Children can improve their math skills by playing certain board games as long as they use a particular counting method, a new research has found.
Games like Chutes & Ladders require players to count out the spaces along which they move their tokens at each turn. Earlier studies have pointed to the benefits to young children of playing games that require counting.
The new study by Boston College and Carnegie Mellon University researchers suggests the simple act of playing a number game may not yield the benefits earlier studies have detailed.
What matters is how children count while they play, said Boston College Assistant Professor of Education Elida Laski and Carnegie Mellon Professor of Psychology Robert S Siegler.
"We found that it's the way that children count - whether the counting procedure forces them to attend to the numbers in the spaces of a board game - that yields real benefits in the use of numbers," said Laski, a developmental psychologist.
"What's most important is whether you count within a larger series of numbers, or simply start from one each time you move a piece," Laski added.
The researchers tested two counting methods in a study of 40 children who played a 100-space board game designed by the researchers to mimic products like Chutes & Ladders.
In the first method, referred to as "count-from-1", children started counting from the number one each time they moved a piece.
In the other method, students would "count on" from the actual numerical place of their latest landing spot in the game. So a child who had moved her piece 15 spaces would "count-on" from 16 during her next move.
The process of counting on allows children to develop their ability to encode the relationship between numbers and spaces.
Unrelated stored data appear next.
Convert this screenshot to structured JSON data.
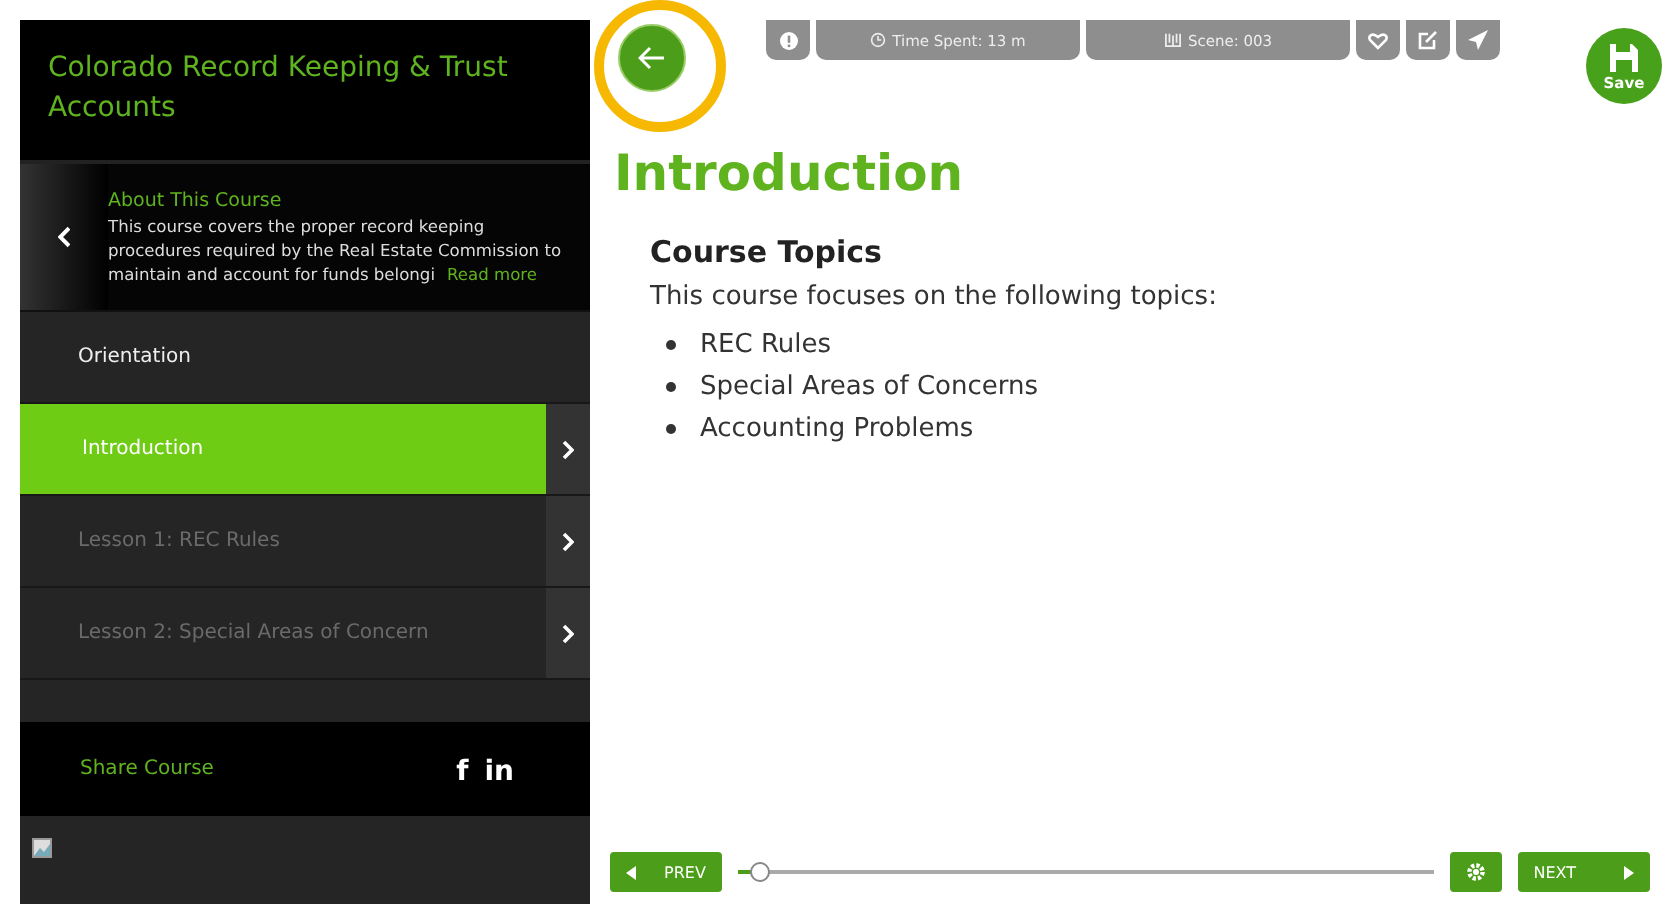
{
  "sidebar": {
    "course_title": "Colorado Record Keeping & Trust Accounts",
    "about": {
      "heading": "About This Course",
      "text": "This course covers the proper record keeping procedures required by the Real Estate Commission to maintain and account for funds belongi",
      "read_more": "Read more"
    },
    "items": [
      {
        "label": "Orientation",
        "selected": false,
        "disabled": false,
        "has_arrow": false
      },
      {
        "label": "Introduction",
        "selected": true,
        "disabled": false,
        "has_arrow": true
      },
      {
        "label": "Lesson 1: REC Rules",
        "selected": false,
        "disabled": true,
        "has_arrow": true
      },
      {
        "label": "Lesson 2: Special Areas of Concern",
        "selected": false,
        "disabled": true,
        "has_arrow": true
      }
    ],
    "share": {
      "label": "Share Course",
      "facebook": "f",
      "linkedin": "in"
    }
  },
  "toolbar": {
    "time_spent": "Time Spent: 13 m",
    "scene": "Scene: 003",
    "save": "Save"
  },
  "content": {
    "title": "Introduction",
    "heading": "Course Topics",
    "intro": "This course focuses on the following topics:",
    "topics": [
      "REC Rules",
      "Special Areas of Concerns",
      "Accounting Problems"
    ]
  },
  "footer": {
    "prev": "PREV",
    "next": "NEXT",
    "progress": {
      "level": 0.03
    }
  }
}
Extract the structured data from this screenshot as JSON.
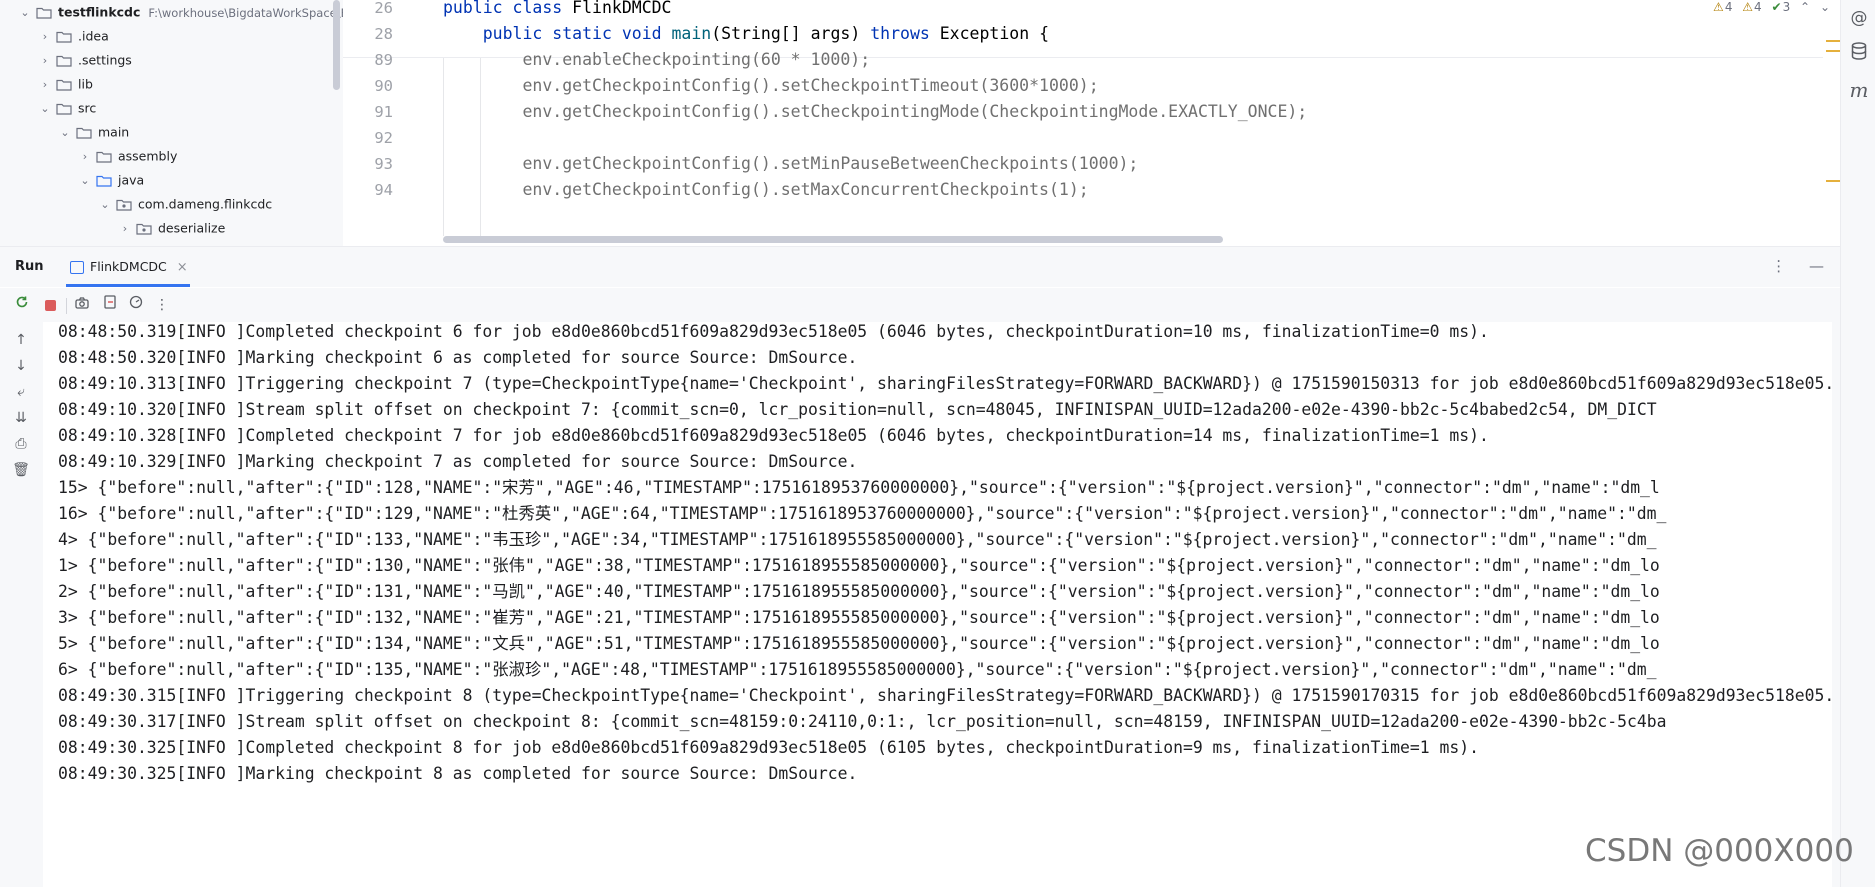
{
  "project_tree": {
    "items": [
      {
        "label": "testflinkcdc",
        "path": "F:\\workhouse\\BigdataWorkSpace\\B",
        "bold": true,
        "expanded": true,
        "kind": "module"
      },
      {
        "label": ".idea",
        "expanded": false,
        "kind": "folder"
      },
      {
        "label": ".settings",
        "expanded": false,
        "kind": "folder"
      },
      {
        "label": "lib",
        "expanded": false,
        "kind": "folder"
      },
      {
        "label": "src",
        "expanded": true,
        "kind": "folder"
      },
      {
        "label": "main",
        "expanded": true,
        "kind": "folder"
      },
      {
        "label": "assembly",
        "expanded": false,
        "kind": "folder"
      },
      {
        "label": "java",
        "expanded": true,
        "kind": "source-folder"
      },
      {
        "label": "com.dameng.flinkcdc",
        "expanded": true,
        "kind": "package"
      },
      {
        "label": "deserialize",
        "expanded": false,
        "kind": "package"
      }
    ]
  },
  "editor": {
    "lines": [
      {
        "num": "26",
        "tokens": [
          {
            "t": "public ",
            "c": "kw"
          },
          {
            "t": "class ",
            "c": "kw"
          },
          {
            "t": "FlinkDMCDC",
            "c": "cls"
          }
        ]
      },
      {
        "num": "28",
        "tokens": [
          {
            "t": "    public ",
            "c": "kw"
          },
          {
            "t": "static ",
            "c": "kw"
          },
          {
            "t": "void ",
            "c": "kw"
          },
          {
            "t": "main",
            "c": "fn"
          },
          {
            "t": "(String[] args) ",
            "c": "cls"
          },
          {
            "t": "throws ",
            "c": "kw"
          },
          {
            "t": "Exception {",
            "c": "cls"
          }
        ]
      },
      {
        "num": "89",
        "tokens": [
          {
            "t": "        env.enableCheckpointing(60 * 1000);",
            "c": "grey"
          }
        ]
      },
      {
        "num": "90",
        "tokens": [
          {
            "t": "        env.getCheckpointConfig().setCheckpointTimeout(3600*1000);",
            "c": "grey"
          }
        ]
      },
      {
        "num": "91",
        "tokens": [
          {
            "t": "        env.getCheckpointConfig().setCheckpointingMode(CheckpointingMode.EXACTLY_ONCE);",
            "c": "grey"
          }
        ]
      },
      {
        "num": "92",
        "tokens": [
          {
            "t": "",
            "c": "grey"
          }
        ]
      },
      {
        "num": "93",
        "tokens": [
          {
            "t": "        env.getCheckpointConfig().setMinPauseBetweenCheckpoints(1000);",
            "c": "grey"
          }
        ]
      },
      {
        "num": "94",
        "tokens": [
          {
            "t": "        env.getCheckpointConfig().setMaxConcurrentCheckpoints(1);",
            "c": "grey"
          }
        ]
      }
    ],
    "inspections": {
      "warnings_a": "4",
      "warnings_b": "4",
      "ok": "3"
    }
  },
  "run_window": {
    "title": "Run",
    "tab_label": "FlinkDMCDC",
    "tab_close": "×"
  },
  "console": {
    "lines": [
      "08:48:50.319[INFO ]Completed checkpoint 6 for job e8d0e860bcd51f609a829d93ec518e05 (6046 bytes, checkpointDuration=10 ms, finalizationTime=0 ms).",
      "08:48:50.320[INFO ]Marking checkpoint 6 as completed for source Source: DmSource.",
      "08:49:10.313[INFO ]Triggering checkpoint 7 (type=CheckpointType{name='Checkpoint', sharingFilesStrategy=FORWARD_BACKWARD}) @ 1751590150313 for job e8d0e860bcd51f609a829d93ec518e05.",
      "08:49:10.320[INFO ]Stream split offset on checkpoint 7: {commit_scn=0, lcr_position=null, scn=48045, INFINISPAN_UUID=12ada200-e02e-4390-bb2c-5c4babed2c54, DM_DICT",
      "08:49:10.328[INFO ]Completed checkpoint 7 for job e8d0e860bcd51f609a829d93ec518e05 (6046 bytes, checkpointDuration=14 ms, finalizationTime=1 ms).",
      "08:49:10.329[INFO ]Marking checkpoint 7 as completed for source Source: DmSource.",
      "15> {\"before\":null,\"after\":{\"ID\":128,\"NAME\":\"宋芳\",\"AGE\":46,\"TIMESTAMP\":1751618953760000000},\"source\":{\"version\":\"${project.version}\",\"connector\":\"dm\",\"name\":\"dm_l",
      "16> {\"before\":null,\"after\":{\"ID\":129,\"NAME\":\"杜秀英\",\"AGE\":64,\"TIMESTAMP\":1751618953760000000},\"source\":{\"version\":\"${project.version}\",\"connector\":\"dm\",\"name\":\"dm_",
      "4> {\"before\":null,\"after\":{\"ID\":133,\"NAME\":\"韦玉珍\",\"AGE\":34,\"TIMESTAMP\":1751618955585000000},\"source\":{\"version\":\"${project.version}\",\"connector\":\"dm\",\"name\":\"dm_",
      "1> {\"before\":null,\"after\":{\"ID\":130,\"NAME\":\"张伟\",\"AGE\":38,\"TIMESTAMP\":1751618955585000000},\"source\":{\"version\":\"${project.version}\",\"connector\":\"dm\",\"name\":\"dm_lo",
      "2> {\"before\":null,\"after\":{\"ID\":131,\"NAME\":\"马凯\",\"AGE\":40,\"TIMESTAMP\":1751618955585000000},\"source\":{\"version\":\"${project.version}\",\"connector\":\"dm\",\"name\":\"dm_lo",
      "3> {\"before\":null,\"after\":{\"ID\":132,\"NAME\":\"崔芳\",\"AGE\":21,\"TIMESTAMP\":1751618955585000000},\"source\":{\"version\":\"${project.version}\",\"connector\":\"dm\",\"name\":\"dm_lo",
      "5> {\"before\":null,\"after\":{\"ID\":134,\"NAME\":\"文兵\",\"AGE\":51,\"TIMESTAMP\":1751618955585000000},\"source\":{\"version\":\"${project.version}\",\"connector\":\"dm\",\"name\":\"dm_lo",
      "6> {\"before\":null,\"after\":{\"ID\":135,\"NAME\":\"张淑珍\",\"AGE\":48,\"TIMESTAMP\":1751618955585000000},\"source\":{\"version\":\"${project.version}\",\"connector\":\"dm\",\"name\":\"dm_",
      "08:49:30.315[INFO ]Triggering checkpoint 8 (type=CheckpointType{name='Checkpoint', sharingFilesStrategy=FORWARD_BACKWARD}) @ 1751590170315 for job e8d0e860bcd51f609a829d93ec518e05.",
      "08:49:30.317[INFO ]Stream split offset on checkpoint 8: {commit_scn=48159:0:24110,0:1:, lcr_position=null, scn=48159, INFINISPAN_UUID=12ada200-e02e-4390-bb2c-5c4ba",
      "08:49:30.325[INFO ]Completed checkpoint 8 for job e8d0e860bcd51f609a829d93ec518e05 (6105 bytes, checkpointDuration=9 ms, finalizationTime=1 ms).",
      "08:49:30.325[INFO ]Marking checkpoint 8 as completed for source Source: DmSource."
    ]
  },
  "watermark": "CSDN @000X000",
  "colors": {
    "accent": "#3574f0",
    "panel_bg": "#f7f8fa",
    "keyword": "#0033b3",
    "method": "#00627a",
    "stop": "#db5c5c"
  }
}
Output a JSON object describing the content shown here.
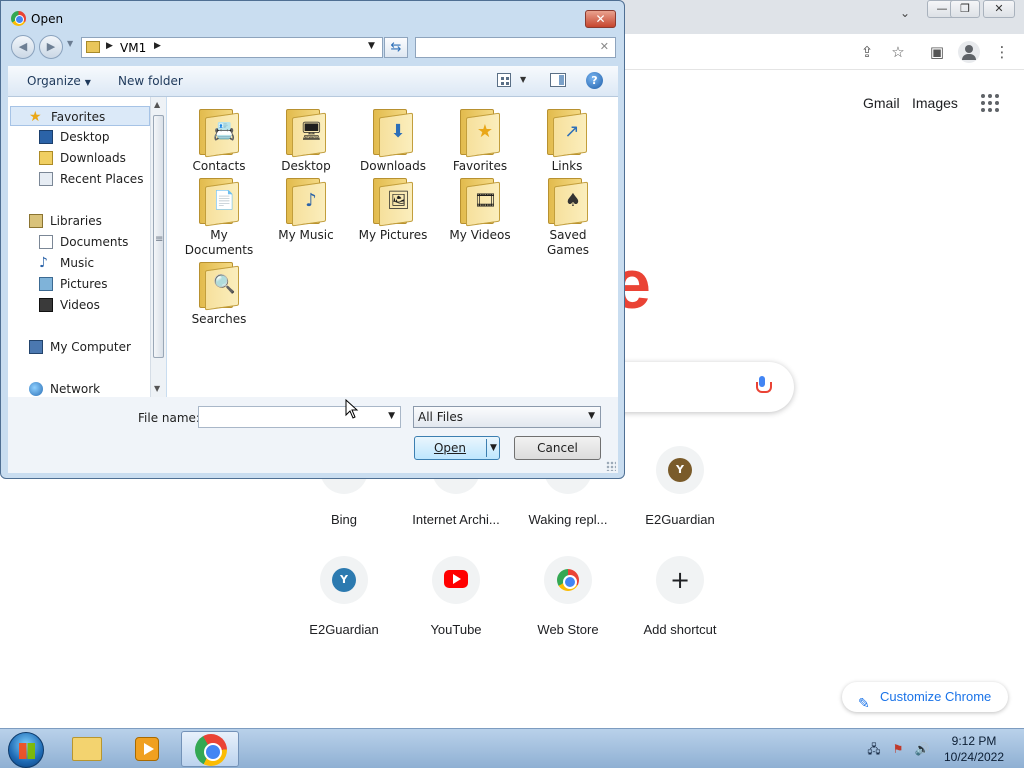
{
  "chrome": {
    "window_controls": [
      "—",
      "❐",
      "✕"
    ],
    "tabs_chevron": "⌄",
    "share_icon": "share-icon",
    "bookmark_icon": "☆",
    "sidepanel_icon": "side-panel-icon",
    "menu_icon": "⋮",
    "header_links": [
      "Gmail",
      "Images"
    ],
    "logo_fragment": "e",
    "shortcuts_row1": [
      {
        "label": "Bing",
        "icon": "bing-icon"
      },
      {
        "label": "Internet Archi...",
        "icon": "archive-icon"
      },
      {
        "label": "Waking repl...",
        "icon": "waking-icon"
      },
      {
        "label": "E2Guardian",
        "icon": "e2guardian-icon",
        "letter": "Y",
        "color": "#7a5b2a"
      }
    ],
    "shortcuts_row2": [
      {
        "label": "E2Guardian",
        "icon": "e2guardian-icon",
        "letter": "Y",
        "color": "#2c7ab0"
      },
      {
        "label": "YouTube",
        "icon": "youtube-icon"
      },
      {
        "label": "Web Store",
        "icon": "web-store-icon"
      },
      {
        "label": "Add shortcut",
        "icon": "plus-icon",
        "symbol": "+"
      }
    ],
    "customize_label": "Customize Chrome"
  },
  "dialog": {
    "title": "Open",
    "close_symbol": "✕",
    "back_symbol": "◀",
    "forward_symbol": "▶",
    "address": {
      "segment": "VM1",
      "separator": "▶"
    },
    "search_clear": "✕",
    "refresh_symbol": "⇆",
    "toolbar": {
      "organize": "Organize",
      "new_folder": "New folder",
      "help": "?"
    },
    "nav": {
      "favorites": "Favorites",
      "desktop": "Desktop",
      "downloads": "Downloads",
      "recent": "Recent Places",
      "libraries": "Libraries",
      "documents": "Documents",
      "music": "Music",
      "pictures": "Pictures",
      "videos": "Videos",
      "computer": "My Computer",
      "network": "Network"
    },
    "files": [
      {
        "name": "Contacts",
        "badge": "📇"
      },
      {
        "name": "Desktop",
        "badge": "🖥"
      },
      {
        "name": "Downloads",
        "badge": "⬇"
      },
      {
        "name": "Favorites",
        "badge": "★"
      },
      {
        "name": "Links",
        "badge": "↗"
      },
      {
        "name": "My Documents",
        "badge": "📄"
      },
      {
        "name": "My Music",
        "badge": "♪"
      },
      {
        "name": "My Pictures",
        "badge": "🖼"
      },
      {
        "name": "My Videos",
        "badge": "🎞"
      },
      {
        "name": "Saved Games",
        "badge": "♠"
      },
      {
        "name": "Searches",
        "badge": "🔍"
      }
    ],
    "filename_label": "File name:",
    "filename_value": "",
    "filetype_value": "All Files",
    "open_label": "Open",
    "cancel_label": "Cancel"
  },
  "taskbar": {
    "time": "9:12 PM",
    "date": "10/24/2022",
    "tray_icons": [
      "network-icon",
      "flag-icon",
      "volume-icon"
    ]
  },
  "colors": {
    "chrome_accent": "#1a73e8",
    "logo_red": "#ea4335",
    "dialog_frame": "#c9ddf0",
    "taskbar": "#a7c2df"
  }
}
That, in turn, improved their abilities to estimate the size of numbers on number lines, identify numbers and to count-on.
Playing the same game, the standard "count-from-1" method led to considerably less learning, the researchers found.
In a second experiment, the researchers found that students who practiced encoding numbers 1 through 100 via methods beyond a board game showed no appreciable gain in number line estimation.
The new results suggest that simply playing board games may not yield improvements in counting skills.
Instead, parents and teachers need to direct children's attention to the numbers on the game boards to realise those benefits, researchers said.
The study was published in the journal Developmental Psychology.